Foi triste quando em 1980, já coronel e Adido Aeronáutico na Argentina, recebi a notícia da suspensão das viagens do CAN ao exterior. Mais triste ainda, foi o fim do COMTA e do próprio CAN que hoje ressuscita com poucas linhas lá na Amazônia. Mas, certamente, com o mesmo espírito de outrora.
Toda essa epopéia do Correio Aéreo Nacional ocoreu no século passado num Brasil que já não é o mesmo. Num Brasil onde não existiam PCC, Comando vermelho, narcotráfico, mensalão,guerrilha urbana, desmatamento desenfreado, favelas por toda parte, pornô novelas de televisão, mendigos em cada cruzamento, crianças ainda analfabetas no quinto ano de escola, balas perdidas,ONG,MST... Num Brasil que não era competidor do Haiti, apenas!
Num Brasil onde existia o CAN! E existindo o CAN, para as gentes esquecidas espalhadas pelos vastos sertões do Brasil existia sempre uma última esperança.
Ocorreu numa época em que, comparados com os recursos de hoje, voar era uma aventura. Mas, numa época, em que éramos apaixonados pelo o que fazíamos.
Como esquecer tudo aquilo?
Este longo “causo” é uma homenagem aos bravos pilotos e demais tripulantes do CAN em todos os tempos. Aos que ainda estão “nos calços” e aos que já partiram para a sua última viagem.

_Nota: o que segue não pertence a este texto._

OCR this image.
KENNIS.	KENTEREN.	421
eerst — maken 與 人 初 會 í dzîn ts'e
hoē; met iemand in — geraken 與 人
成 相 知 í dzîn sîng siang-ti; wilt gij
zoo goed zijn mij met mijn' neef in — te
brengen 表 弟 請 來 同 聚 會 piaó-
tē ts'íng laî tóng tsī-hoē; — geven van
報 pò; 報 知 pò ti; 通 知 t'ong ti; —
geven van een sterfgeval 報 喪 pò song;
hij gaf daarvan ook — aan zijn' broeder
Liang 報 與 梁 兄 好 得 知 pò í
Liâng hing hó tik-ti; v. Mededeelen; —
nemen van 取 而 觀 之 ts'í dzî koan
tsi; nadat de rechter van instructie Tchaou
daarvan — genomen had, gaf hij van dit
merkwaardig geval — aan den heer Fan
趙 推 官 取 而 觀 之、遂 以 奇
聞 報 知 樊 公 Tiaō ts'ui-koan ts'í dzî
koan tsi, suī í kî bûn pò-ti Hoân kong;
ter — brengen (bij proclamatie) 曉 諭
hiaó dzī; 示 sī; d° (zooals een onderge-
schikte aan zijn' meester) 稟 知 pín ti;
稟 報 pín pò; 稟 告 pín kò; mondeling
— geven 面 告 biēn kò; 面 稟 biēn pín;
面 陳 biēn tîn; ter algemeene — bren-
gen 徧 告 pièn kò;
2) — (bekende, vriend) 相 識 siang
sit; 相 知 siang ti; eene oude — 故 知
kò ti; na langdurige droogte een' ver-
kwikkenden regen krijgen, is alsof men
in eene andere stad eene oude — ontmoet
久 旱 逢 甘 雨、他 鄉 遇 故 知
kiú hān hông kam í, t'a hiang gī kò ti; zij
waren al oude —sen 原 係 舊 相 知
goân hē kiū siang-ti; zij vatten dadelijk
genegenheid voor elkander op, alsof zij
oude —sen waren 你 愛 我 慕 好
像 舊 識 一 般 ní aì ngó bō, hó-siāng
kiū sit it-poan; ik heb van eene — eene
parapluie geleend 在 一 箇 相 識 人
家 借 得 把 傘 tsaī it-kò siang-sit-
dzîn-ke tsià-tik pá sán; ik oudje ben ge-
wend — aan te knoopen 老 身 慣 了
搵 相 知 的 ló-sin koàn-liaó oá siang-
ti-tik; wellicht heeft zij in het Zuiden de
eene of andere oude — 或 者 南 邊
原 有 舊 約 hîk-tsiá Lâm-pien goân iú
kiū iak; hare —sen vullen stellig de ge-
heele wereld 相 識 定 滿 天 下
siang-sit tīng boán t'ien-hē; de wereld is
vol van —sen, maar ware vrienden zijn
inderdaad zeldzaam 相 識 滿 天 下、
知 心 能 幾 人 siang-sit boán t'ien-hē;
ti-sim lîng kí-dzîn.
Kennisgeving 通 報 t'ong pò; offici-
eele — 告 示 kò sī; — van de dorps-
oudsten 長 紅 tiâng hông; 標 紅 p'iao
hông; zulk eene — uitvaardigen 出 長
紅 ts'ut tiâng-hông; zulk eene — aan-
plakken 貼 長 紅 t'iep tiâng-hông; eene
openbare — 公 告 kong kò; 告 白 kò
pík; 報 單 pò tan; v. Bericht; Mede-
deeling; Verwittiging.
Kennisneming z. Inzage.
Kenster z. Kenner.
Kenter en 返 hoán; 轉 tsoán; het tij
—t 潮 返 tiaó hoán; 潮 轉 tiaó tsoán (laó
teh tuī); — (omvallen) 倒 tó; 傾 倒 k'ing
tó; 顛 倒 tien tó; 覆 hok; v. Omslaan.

E, às suas famílias e às suas esposas, essas heroínas esquecidas que nos aturavam as ausências, cuidavam sozinhas de nossos filhos, moravam conosco em um lugar horrível, o Carico, a vila dos “pica fumo”, ali perto da Base mas tão distante resto do mundo, e a quem devíamos erigir uma estátua de agradecimento. Elas também são parte importante desta história.